The Centers for Medicare & Medicaid Services (CMS) recommend covering blood-based tests meeting proposed minimum performance thresholds for colorectal cancer (CRC) screening. Outcomes were compared between currently available stool-based screening tests and a hypothetical blood-based test meeting CMS minimum thresholds. Using the Colorectal Cancer and Adenoma Incidence and Mortality Microsimulation Model (CRC-AIM), outcomes were simulated for average-risk individuals screened between ages 45 and 75 years with triennial multitarget stool DNA (mt-sDNA), annual fecal immunochemical test (FIT), and annual fecal occult blood test (FOBT). Per CMS guidance, blood-based CRC screening was modeled triennially, with 74% CRC sensitivity and 90% specificity. Although not specified by CMS, adenoma sensitivity was set between 10% and 20%. Published adenoma and CRC sensitivity and specificity were used for stool-based tests. Adherence was set at (1) 100%, (2) 30%-70%, in 10% increments, and (3) real-world rates for stool-based tests (mt-sDNA = 65.6%; FIT = 42.6%; FOBT = 34.4%). Assuming perfect adherence, a blood-based test produced ≥19 lower life-years gained (LYG) than stool-based strategies. At the best-case scenario for blood-based tests (100% adherence and 20% adenoma sensitivity), mt-sDNA at real-world adherence achieved more LYG (287.2 vs. 297.1, respectively) with 14% fewer colonoscopies. At 100% blood-based test adherence and real-world mt-sDNA and FIT adherence, the blood-based test would require advanced adenoma sensitivity of 30% to reach the LYG of mt-sDNA (297.1) and ∼15% sensitivity to reach the LYG of FIT (258.9). This model suggests that blood-based tests with CMS minimally acceptable CRC sensitivity and low advanced adenoma sensitivity will frequently yield inferior outcomes to stool-based testing across a wide range of adherence assumptions.
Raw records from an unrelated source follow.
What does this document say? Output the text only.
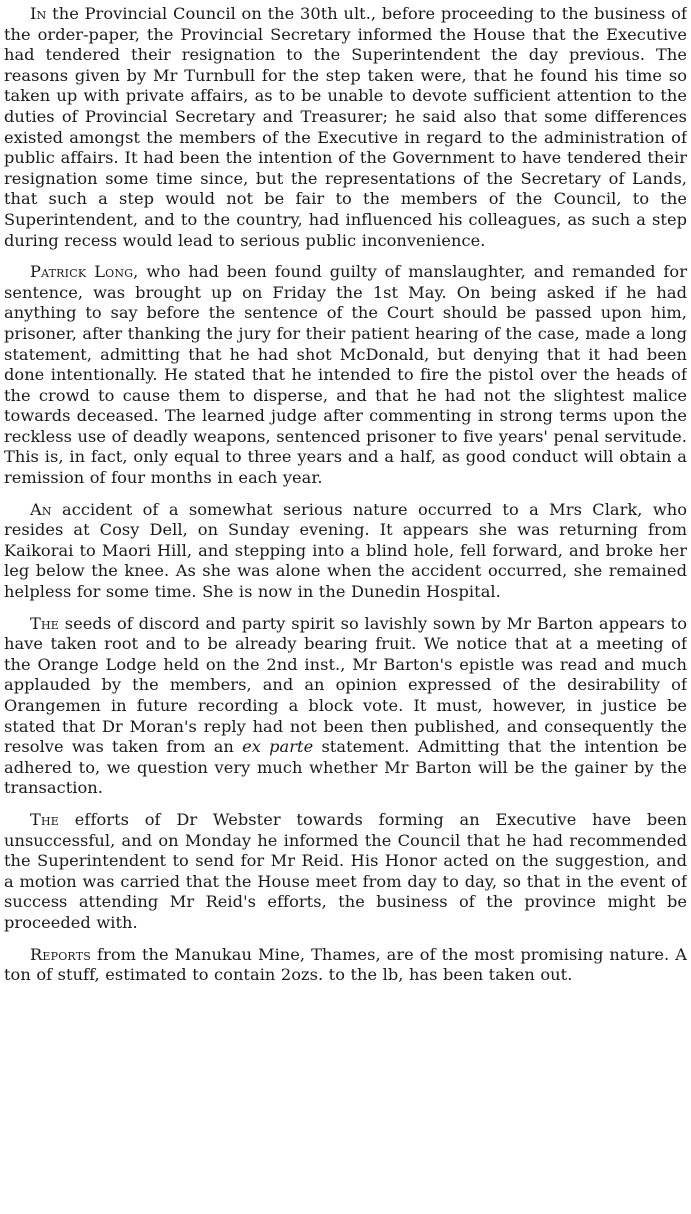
In the Provincial Council on the 30th ult., before proceeding to the business of the order-paper, the Provincial Secretary informed the House that the Executive had tendered their resignation to the Superintendent the day previous. The reasons given by Mr Turnbull for the step taken were, that he found his time so taken up with private affairs, as to be unable to devote sufficient attention to the duties of Provincial Secretary and Treasurer; he said also that some differences existed amongst the members of the Executive in regard to the administration of public affairs. It had been the intention of the Government to have tendered their resignation some time since, but the representations of the Secretary of Lands, that such a step would not be fair to the members of the Council, to the Superintendent, and to the country, had influenced his colleagues, as such a step during recess would lead to serious public inconvenience.

Patrick Long, who had been found guilty of manslaughter, and remanded for sentence, was brought up on Friday the 1st May. On being asked if he had anything to say before the sentence of the Court should be passed upon him, prisoner, after thanking the jury for their patient hearing of the case, made a long statement, admitting that he had shot McDonald, but denying that it had been done intentionally. He stated that he intended to fire the pistol over the heads of the crowd to cause them to disperse, and that he had not the slightest malice towards deceased. The learned judge after commenting in strong terms upon the reckless use of deadly weapons, sentenced prisoner to five years' penal servitude. This is, in fact, only equal to three years and a half, as good conduct will obtain a remission of four months in each year.

An accident of a somewhat serious nature occurred to a Mrs Clark, who resides at Cosy Dell, on Sunday evening. It appears she was returning from Kaikorai to Maori Hill, and stepping into a blind hole, fell forward, and broke her leg below the knee. As she was alone when the accident occurred, she remained helpless for some time. She is now in the Dunedin Hospital.

The seeds of discord and party spirit so lavishly sown by Mr Barton appears to have taken root and to be already bearing fruit. We notice that at a meeting of the Orange Lodge held on the 2nd inst., Mr Barton's epistle was read and much applauded by the members, and an opinion expressed of the desirability of Orangemen in future recording a block vote. It must, however, in justice be stated that Dr Moran's reply had not been then published, and consequently the resolve was taken from an ex parte statement. Admitting that the intention be adhered to, we question very much whether Mr Barton will be the gainer by the transaction.

The efforts of Dr Webster towards forming an Executive have been unsuccessful, and on Monday he informed the Council that he had recommended the Superintendent to send for Mr Reid. His Honor acted on the suggestion, and a motion was carried that the House meet from day to day, so that in the event of success attending Mr Reid's efforts, the business of the province might be proceeded with.

Reports from the Manukau Mine, Thames, are of the most promising nature. A ton of stuff, estimated to contain 2ozs. to the lb, has been taken out.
美国医疗保险和医疗补助服务中心(CMS)建议覆盖符合结直肠癌(CRC)筛查提议最低性能阈值的基于血液的检测。比较了当前可用的基于粪便的筛查测试和符合 CMS 最低阈值的假设基于血液的测试的结果。使用结直肠癌和腺瘤发生率和死亡率微模拟模型(CRC-AIM),对 45 至 75 岁年龄组进行筛查的平均风险个体的结果进行了模拟,采用三联粪便 DNA(mt-sDNA)、每年粪便免疫化学检测(FIT)和每年粪便潜血检测(FOBT)。根据 CMS 的指导,每三年对基于血液的 CRC 筛查进行建模,CRC 灵敏度为 74%,特异性为 90%。虽然 CMS 没有具体说明,但腺瘤灵敏度设定在 10%至 20%之间。基于粪便的测试使用发表的腺瘤和 CRC 灵敏度和特异性。坚持率设定为(1)100%,(2)30%-70%,每 10%递增,(3)基于粪便的测试的实际坚持率(mt-sDNA=65.6%;FIT=42.6%;FOBT=34.4%)。假设完全坚持,基于血液的测试产生的寿命年获益(LYG)比基于粪便的策略至少低 19 个。在基于血液的测试的最佳情况下(100%坚持和 20%的腺瘤灵敏度),在实际坚持率下的 mt-sDNA 实现了更多的 LYG(分别为 287.2 和 297.1),结肠镜检查减少了 14%。在 100%基于血液的测试坚持率和实际的 mt-sDNA 和 FIT 坚持率下,基于血液的测试需要 30%的高级腺瘤灵敏度才能达到 mt-sDNA 的 LYG(297.1),约 15%的灵敏度才能达到 FIT 的 LYG(258.9)。该模型表明,基于血液的测试具有 CMS 可接受的最低 CRC 灵敏度和低高级腺瘤灵敏度,在广泛的坚持假设下,通常会产生比基于粪便的测试更差的结果。